After checking to make sure the changes made to the datasets are appropriate, the next step is the push the datasets to Socrata. 

In [None]:
associated_datasets = ddl.push_datasets(quiet=False)

In [118]:
associated_datasets

[{},
 {'name': 'USAID Construction Assessment, Analysis',
  'description': 'This dataset contains data on the primary awards identified in the survey of USAID construction carried out between June 1, 2011 to June 20 to learn about the character, scope, value and management of USAID supported construction activities.',
  'uid': 'vxgm-jksz',
  'urls': {'dataset': 'https://data.usaid.gov/d/vxgm-jksz'},
  'title': 'USAID Construction Assessment, Analysis'}]

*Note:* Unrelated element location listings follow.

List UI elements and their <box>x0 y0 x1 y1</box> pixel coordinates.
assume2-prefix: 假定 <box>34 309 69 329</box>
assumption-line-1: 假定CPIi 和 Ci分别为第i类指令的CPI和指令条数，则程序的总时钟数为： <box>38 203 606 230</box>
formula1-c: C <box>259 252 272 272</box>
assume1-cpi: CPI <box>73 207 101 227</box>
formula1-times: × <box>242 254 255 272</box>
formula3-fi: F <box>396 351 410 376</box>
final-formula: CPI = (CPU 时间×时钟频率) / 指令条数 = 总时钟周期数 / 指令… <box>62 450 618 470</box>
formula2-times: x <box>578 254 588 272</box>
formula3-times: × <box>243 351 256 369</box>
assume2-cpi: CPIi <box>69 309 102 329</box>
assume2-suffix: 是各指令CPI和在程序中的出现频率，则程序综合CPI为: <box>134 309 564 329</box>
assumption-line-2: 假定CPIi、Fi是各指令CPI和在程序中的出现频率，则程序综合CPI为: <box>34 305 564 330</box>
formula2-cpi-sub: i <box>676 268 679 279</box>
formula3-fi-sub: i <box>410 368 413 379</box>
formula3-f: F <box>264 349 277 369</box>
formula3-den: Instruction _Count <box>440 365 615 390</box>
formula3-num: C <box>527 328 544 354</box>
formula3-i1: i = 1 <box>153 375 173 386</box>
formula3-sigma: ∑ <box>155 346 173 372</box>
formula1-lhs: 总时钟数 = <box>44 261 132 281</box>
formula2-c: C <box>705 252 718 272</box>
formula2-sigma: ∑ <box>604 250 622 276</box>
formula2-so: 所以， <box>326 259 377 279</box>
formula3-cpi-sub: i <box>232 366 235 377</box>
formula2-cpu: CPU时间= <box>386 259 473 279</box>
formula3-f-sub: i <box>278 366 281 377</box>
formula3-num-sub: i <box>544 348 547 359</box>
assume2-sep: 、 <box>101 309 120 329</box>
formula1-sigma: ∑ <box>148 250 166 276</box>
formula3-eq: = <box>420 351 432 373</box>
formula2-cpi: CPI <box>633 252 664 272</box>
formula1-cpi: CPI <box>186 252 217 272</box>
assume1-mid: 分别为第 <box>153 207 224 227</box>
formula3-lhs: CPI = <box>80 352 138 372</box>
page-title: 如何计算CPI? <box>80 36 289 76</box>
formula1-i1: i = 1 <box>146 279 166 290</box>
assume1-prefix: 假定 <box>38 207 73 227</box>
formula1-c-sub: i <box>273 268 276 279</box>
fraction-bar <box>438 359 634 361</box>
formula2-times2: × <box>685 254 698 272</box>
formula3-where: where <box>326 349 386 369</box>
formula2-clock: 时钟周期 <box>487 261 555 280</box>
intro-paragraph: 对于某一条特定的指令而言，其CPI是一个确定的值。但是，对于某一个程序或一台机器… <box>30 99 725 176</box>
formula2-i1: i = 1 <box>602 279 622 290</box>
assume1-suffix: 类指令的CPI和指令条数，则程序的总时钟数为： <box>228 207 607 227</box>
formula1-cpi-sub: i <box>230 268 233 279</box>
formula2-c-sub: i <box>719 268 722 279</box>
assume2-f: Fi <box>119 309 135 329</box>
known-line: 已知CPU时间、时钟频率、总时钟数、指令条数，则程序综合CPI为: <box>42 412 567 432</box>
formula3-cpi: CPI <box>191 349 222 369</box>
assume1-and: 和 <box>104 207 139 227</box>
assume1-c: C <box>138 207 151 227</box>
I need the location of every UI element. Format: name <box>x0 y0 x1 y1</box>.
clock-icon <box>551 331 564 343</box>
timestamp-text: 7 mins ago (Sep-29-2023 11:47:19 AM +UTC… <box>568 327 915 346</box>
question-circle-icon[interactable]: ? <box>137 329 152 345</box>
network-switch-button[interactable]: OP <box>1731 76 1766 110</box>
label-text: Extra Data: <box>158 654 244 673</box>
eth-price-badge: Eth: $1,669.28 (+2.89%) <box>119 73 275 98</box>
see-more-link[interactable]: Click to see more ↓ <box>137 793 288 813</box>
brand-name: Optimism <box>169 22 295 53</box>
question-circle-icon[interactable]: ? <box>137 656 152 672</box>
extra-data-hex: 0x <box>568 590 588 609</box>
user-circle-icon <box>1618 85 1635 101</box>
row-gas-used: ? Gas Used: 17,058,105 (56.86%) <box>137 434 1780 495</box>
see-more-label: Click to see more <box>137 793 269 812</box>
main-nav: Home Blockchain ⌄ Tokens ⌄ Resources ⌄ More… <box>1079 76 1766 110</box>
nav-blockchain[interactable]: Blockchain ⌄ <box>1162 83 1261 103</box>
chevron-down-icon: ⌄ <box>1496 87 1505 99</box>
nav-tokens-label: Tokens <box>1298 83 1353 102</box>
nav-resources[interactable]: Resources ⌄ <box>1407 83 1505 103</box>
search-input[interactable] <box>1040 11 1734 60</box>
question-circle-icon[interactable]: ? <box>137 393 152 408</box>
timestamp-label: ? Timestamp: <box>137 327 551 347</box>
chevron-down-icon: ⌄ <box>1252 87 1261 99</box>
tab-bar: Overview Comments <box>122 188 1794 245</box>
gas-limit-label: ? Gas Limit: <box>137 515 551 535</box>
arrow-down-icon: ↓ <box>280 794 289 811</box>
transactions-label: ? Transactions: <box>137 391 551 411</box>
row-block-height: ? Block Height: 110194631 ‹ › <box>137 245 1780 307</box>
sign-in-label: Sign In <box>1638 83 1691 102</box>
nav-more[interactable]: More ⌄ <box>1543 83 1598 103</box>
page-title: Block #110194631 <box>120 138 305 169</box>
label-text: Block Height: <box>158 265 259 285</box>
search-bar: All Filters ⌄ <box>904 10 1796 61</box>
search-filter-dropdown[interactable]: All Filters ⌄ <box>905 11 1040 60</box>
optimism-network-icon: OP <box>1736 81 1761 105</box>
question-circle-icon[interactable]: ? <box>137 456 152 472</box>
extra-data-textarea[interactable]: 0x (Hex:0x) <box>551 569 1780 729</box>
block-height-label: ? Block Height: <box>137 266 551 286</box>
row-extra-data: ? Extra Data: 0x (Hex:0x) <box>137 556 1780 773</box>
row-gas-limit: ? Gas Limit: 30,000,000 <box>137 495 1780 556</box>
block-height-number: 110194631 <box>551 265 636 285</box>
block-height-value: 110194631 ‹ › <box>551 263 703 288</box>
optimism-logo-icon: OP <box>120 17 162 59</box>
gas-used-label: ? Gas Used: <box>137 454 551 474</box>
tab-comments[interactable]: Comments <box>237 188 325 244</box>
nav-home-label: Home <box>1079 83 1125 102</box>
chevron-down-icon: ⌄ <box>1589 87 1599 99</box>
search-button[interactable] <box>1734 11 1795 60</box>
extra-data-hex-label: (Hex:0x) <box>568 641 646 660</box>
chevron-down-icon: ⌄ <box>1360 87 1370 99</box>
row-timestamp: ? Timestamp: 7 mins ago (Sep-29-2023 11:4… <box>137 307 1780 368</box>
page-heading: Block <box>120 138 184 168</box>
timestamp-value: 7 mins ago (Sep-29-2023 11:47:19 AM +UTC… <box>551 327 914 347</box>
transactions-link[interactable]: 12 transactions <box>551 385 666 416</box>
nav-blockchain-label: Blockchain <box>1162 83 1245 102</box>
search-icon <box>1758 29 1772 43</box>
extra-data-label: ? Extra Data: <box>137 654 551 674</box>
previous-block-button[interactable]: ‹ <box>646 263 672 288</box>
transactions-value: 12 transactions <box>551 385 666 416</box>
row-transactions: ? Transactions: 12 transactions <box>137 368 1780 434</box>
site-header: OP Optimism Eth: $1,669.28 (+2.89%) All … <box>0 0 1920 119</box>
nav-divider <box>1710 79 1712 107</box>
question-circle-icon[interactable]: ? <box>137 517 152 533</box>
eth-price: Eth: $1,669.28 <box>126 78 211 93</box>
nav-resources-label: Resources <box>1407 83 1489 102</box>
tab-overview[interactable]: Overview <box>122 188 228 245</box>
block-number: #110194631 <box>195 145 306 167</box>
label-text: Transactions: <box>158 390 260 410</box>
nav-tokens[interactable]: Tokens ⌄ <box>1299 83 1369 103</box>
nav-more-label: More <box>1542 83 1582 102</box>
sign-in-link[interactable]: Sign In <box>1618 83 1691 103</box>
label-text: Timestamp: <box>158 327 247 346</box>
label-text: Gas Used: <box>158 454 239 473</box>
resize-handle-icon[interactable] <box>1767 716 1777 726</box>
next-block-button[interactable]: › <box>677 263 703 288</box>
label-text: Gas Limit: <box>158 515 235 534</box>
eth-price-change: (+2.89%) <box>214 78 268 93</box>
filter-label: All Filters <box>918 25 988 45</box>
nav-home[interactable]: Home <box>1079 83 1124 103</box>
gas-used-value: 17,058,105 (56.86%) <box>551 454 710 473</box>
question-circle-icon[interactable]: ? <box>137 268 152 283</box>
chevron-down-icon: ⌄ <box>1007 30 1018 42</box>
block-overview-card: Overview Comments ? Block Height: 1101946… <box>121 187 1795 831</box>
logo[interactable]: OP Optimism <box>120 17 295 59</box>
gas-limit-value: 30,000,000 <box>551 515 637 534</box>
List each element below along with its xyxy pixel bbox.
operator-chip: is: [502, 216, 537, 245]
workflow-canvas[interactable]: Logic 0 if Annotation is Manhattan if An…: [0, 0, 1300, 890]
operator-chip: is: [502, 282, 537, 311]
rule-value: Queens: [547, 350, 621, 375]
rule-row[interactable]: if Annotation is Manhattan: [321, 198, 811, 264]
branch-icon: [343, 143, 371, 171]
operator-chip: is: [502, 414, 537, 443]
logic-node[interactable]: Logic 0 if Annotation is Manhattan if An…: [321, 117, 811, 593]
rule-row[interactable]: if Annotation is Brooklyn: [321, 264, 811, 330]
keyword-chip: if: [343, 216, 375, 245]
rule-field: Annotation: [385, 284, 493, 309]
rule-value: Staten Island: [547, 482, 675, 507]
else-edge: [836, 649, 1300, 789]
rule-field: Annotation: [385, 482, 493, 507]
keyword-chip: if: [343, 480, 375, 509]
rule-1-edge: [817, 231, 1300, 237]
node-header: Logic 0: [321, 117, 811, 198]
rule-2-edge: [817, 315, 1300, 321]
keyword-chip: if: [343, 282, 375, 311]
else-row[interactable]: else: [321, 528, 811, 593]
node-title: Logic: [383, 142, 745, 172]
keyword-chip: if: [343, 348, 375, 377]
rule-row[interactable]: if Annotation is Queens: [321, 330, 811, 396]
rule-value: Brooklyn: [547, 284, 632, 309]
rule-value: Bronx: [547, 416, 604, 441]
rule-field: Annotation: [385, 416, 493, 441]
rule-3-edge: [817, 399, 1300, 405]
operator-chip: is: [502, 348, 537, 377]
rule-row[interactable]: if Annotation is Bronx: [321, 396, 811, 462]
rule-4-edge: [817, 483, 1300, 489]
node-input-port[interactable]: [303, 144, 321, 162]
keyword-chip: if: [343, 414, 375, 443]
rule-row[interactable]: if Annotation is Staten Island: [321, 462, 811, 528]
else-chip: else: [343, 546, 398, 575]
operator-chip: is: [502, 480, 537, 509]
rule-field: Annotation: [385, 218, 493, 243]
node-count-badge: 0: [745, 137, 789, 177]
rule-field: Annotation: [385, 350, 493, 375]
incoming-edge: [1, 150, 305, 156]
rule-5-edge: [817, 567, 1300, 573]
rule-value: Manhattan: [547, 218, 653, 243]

## 7. Add metadata to asset 

The `push_asset_metadata()` function takes the results from `ddl.attachments` and `ddl.associated_datasets`, adds the metadata to the asset metadata, and pushes the new updates to the metadata fields to socrata. 

In [120]:
r = ddl.push_asset_metadata()

## 8. Delete if just a trial

The `delete_asset()` method will ask whether you want to delete the asset and the associated datasets. 

In [125]:
ddl.delete_asset()

## 9. Close the client connection

In [126]:
ddl.client.close()